In the line spectra of hydrogen atom, difference between the largest and the shortest wavelengths of the Lyman series is $304 \stackrel{\mathrm{o}}{\mathrm{A}}$. The corresponding difference for the Paschen series in A is 10x.

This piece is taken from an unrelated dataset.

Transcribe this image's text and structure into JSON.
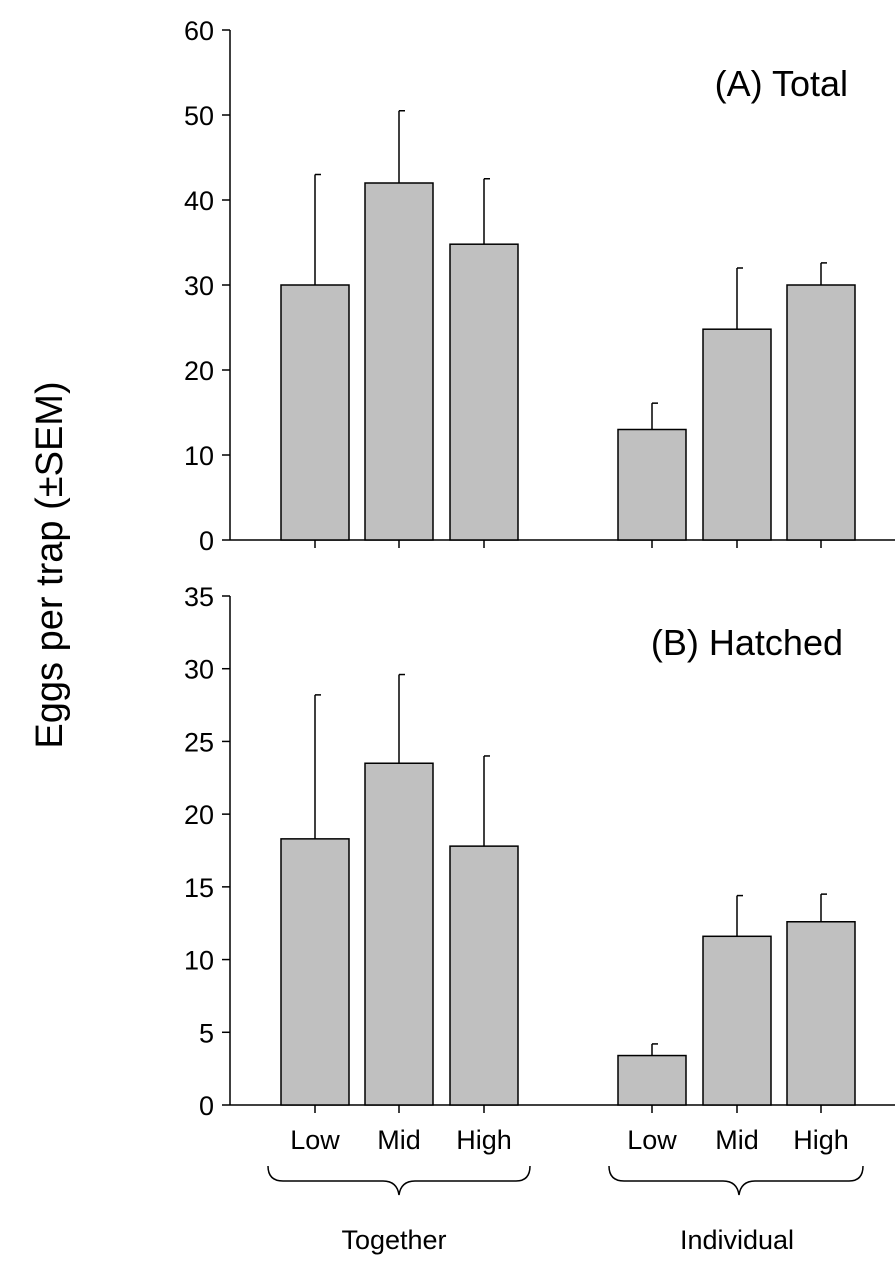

Then the value of x is _____

Form Bohr’s formula for hydrogen atom, $\frac{1}{\lambda }=R\left(\frac{1}{n_1^2}-\frac{1}{n_2^2}\right),R=1.097\times {10}^7{m}^{-1}$

For Lyman series: 

$\frac{1}{{\lambda }_{\min }}=R\left(1\right)=R\because n_2=\infty and{n}_1=1$

$\frac{1}{{\lambda }_{\max }}=R\left\{1-\frac{1}{4}\right\}=\frac{3R}{4}\because n_1=2,n_1=1$

$\therefore {\lambda }_{\max }-{\lambda }_{\min .}=\frac{4}{3R}-\frac{1}{R}=\frac{1}{3R}=304\left(given\right)$

For paschen series: 

$\lambda {\text{'}}_{\min }=R\left(\frac{1}{9}\right)and\lambda {\text{'}}_{\max }=R\left(\frac{1}{9}-\frac{1}{16}\right)=\frac{7R}{16\times 9}$

$\lambda {\text{'}}_{\min }-\lambda {\text{'}}_{\max }=\frac{16\times 9}{7R}-\frac{9}{R}=\frac{81}{7R}$

$or,\lambda {\text{'}}_{\max }=\lambda {\text{'}}_{\min }=\frac{81}{7R}=\frac{81}{7\times 3R}=\frac{81\times 3}{7}\times 304$

$\left(\because \frac{1}{3R}=304A\right)$

$\therefore$ For Pachen series, $\lambda {\text{'}}_{\max }=\lambda {\text{'}}_{\min }=10553.14$